Renee Logans, Leonard Morris at the opening of 'The Negro Motorist Green Book' exhibition. (Photo by Hung L. Truong)
Renee Logans, Leonard Morris at the opening of ‘The Negro Motorist Green Book’ exhibition. (Photo by Hung L. Truong)

In a message of support in his absence, Houston Mayor Sylvester Turner pointed out that the Bayou City had 115 sites listed in The Green Book, 13 of which are still standing including the recently renovated Eldorado Ballroom. In fact, Lucille’s Hospitality Group, official manager of the ballroom, provided catering for the cocktail reception and program.

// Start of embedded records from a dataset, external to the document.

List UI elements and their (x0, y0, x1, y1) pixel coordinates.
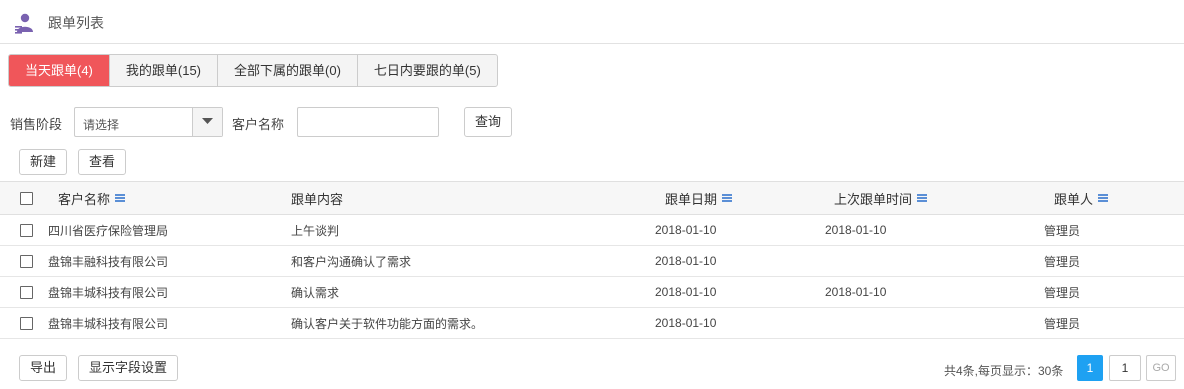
field-settings-button[interactable]: 显示字段设置 (78, 355, 179, 381)
tab-subordinates[interactable]: 全部下属的跟单(0) (218, 55, 358, 86)
follow-up-table: 客户名称 跟单内容 跟单日期 上次跟单时间 跟单人 四川省医疗保险管理局 上午谈… (0, 181, 1184, 339)
owner-cell: 管理员 (1044, 223, 1081, 238)
last-time-cell: 2018-01-10 (825, 285, 887, 299)
column-menu-icon[interactable] (722, 194, 733, 202)
follow-up-tabs: 当天跟单(4) 我的跟单(15) 全部下属的跟单(0) 七日内要跟的单(5) (8, 54, 498, 87)
column-menu-icon[interactable] (917, 194, 928, 202)
tab-next-seven-days[interactable]: 七日内要跟的单(5) (358, 55, 497, 86)
column-header-last-time[interactable]: 上次跟单时间 (834, 182, 928, 214)
date-cell: 2018-01-10 (655, 223, 717, 237)
table-row[interactable]: 盘锦丰城科技有限公司 确认需求 2018-01-10 2018-01-10 管理… (0, 277, 1184, 308)
tab-today[interactable]: 当天跟单(4) (9, 55, 110, 86)
new-button[interactable]: 新建 (19, 149, 68, 175)
sales-stage-select[interactable]: 请选择 (74, 107, 223, 137)
table-row[interactable]: 四川省医疗保险管理局 上午谈判 2018-01-10 2018-01-10 管理… (0, 215, 1184, 246)
page-jump-input[interactable]: 1 (1109, 355, 1141, 381)
row-checkbox[interactable] (20, 285, 33, 299)
table-row[interactable]: 盘锦丰融科技有限公司 和客户沟通确认了需求 2018-01-10 管理员 (0, 246, 1184, 277)
column-header-date[interactable]: 跟单日期 (665, 182, 733, 214)
customer-cell: 盘锦丰融科技有限公司 (48, 254, 169, 269)
table-header: 客户名称 跟单内容 跟单日期 上次跟单时间 跟单人 (0, 181, 1184, 215)
owner-cell: 管理员 (1044, 316, 1081, 331)
sales-stage-label: 销售阶段 (10, 117, 63, 132)
dropdown-toggle[interactable] (192, 108, 222, 136)
customer-name-label: 客户名称 (232, 117, 285, 132)
sales-stage-value: 请选择 (83, 118, 120, 132)
owner-cell: 管理员 (1044, 285, 1081, 300)
column-header-owner[interactable]: 跟单人 (1054, 182, 1109, 214)
page-title: 跟单列表 (48, 15, 104, 31)
page-button-current[interactable]: 1 (1077, 355, 1103, 381)
pager-info: 共4条,每页显示：30条 (944, 364, 1064, 378)
user-list-icon (14, 12, 36, 34)
caret-down-icon (202, 118, 213, 124)
date-cell: 2018-01-10 (655, 285, 717, 299)
tab-mine[interactable]: 我的跟单(15) (110, 55, 219, 86)
export-button[interactable]: 导出 (19, 355, 68, 381)
column-menu-icon[interactable] (1098, 194, 1109, 202)
date-cell: 2018-01-10 (655, 254, 717, 268)
select-all-checkbox[interactable] (20, 191, 33, 205)
column-menu-icon[interactable] (115, 194, 126, 202)
content-cell: 确认需求 (291, 285, 340, 300)
page-header: 跟单列表 (0, 0, 1184, 44)
owner-cell: 管理员 (1044, 254, 1081, 269)
customer-cell: 盘锦丰城科技有限公司 (48, 316, 169, 331)
row-checkbox[interactable] (20, 254, 33, 268)
customer-cell: 盘锦丰城科技有限公司 (48, 285, 169, 300)
customer-cell: 四川省医疗保险管理局 (48, 223, 169, 238)
row-checkbox[interactable] (20, 316, 33, 330)
search-button[interactable]: 查询 (464, 107, 513, 137)
content-cell: 和客户沟通确认了需求 (291, 254, 412, 269)
date-cell: 2018-01-10 (655, 316, 717, 330)
last-time-cell: 2018-01-10 (825, 223, 887, 237)
column-header-content: 跟单内容 (291, 191, 344, 207)
row-checkbox[interactable] (20, 223, 33, 237)
column-header-customer[interactable]: 客户名称 (58, 182, 126, 214)
table-row[interactable]: 盘锦丰城科技有限公司 确认客户关于软件功能方面的需求。 2018-01-10 管… (0, 308, 1184, 339)
go-button[interactable]: GO (1146, 355, 1176, 381)
customer-name-input[interactable] (297, 107, 439, 137)
view-button[interactable]: 查看 (78, 149, 127, 175)
content-cell: 确认客户关于软件功能方面的需求。 (291, 316, 484, 331)
content-cell: 上午谈判 (291, 223, 340, 238)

Congressman Al Green was on hand to present a Certificate of Special Congressional Recognition to Holocaust Museum Houston in honor of its services to the community.

Khambrel Marshall at the opening of 'The Negro Motorist Green Book' exhibition. (Photo by Hung L. Truong)
Khambrel Marshall at the opening of ‘The Negro Motorist Green Book’ exhibition. (Photo by Hung L. Truong)

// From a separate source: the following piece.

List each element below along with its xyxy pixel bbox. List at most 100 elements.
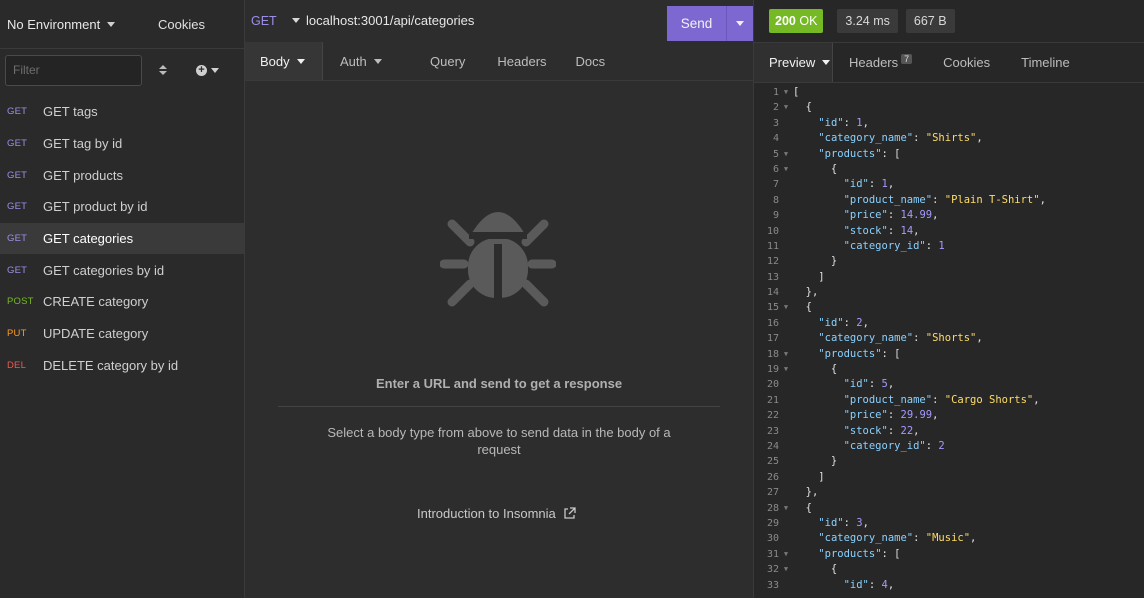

The Green Book exhibition will be on view through November 26 with ExxonMobil sponsoring free family days on the first and third Sundays of each month.

PC Seen: Holocaust Museum Houston board chair Barbara Herz, SITE’s  Myriam Springuel, ExxonMobil Foundation president Alvin Abraham, Reneé Logans, Leonard Russell, Samantha Omey, Neely Nelson, Amy Von Walter, Page Clark, and Kim Eagles.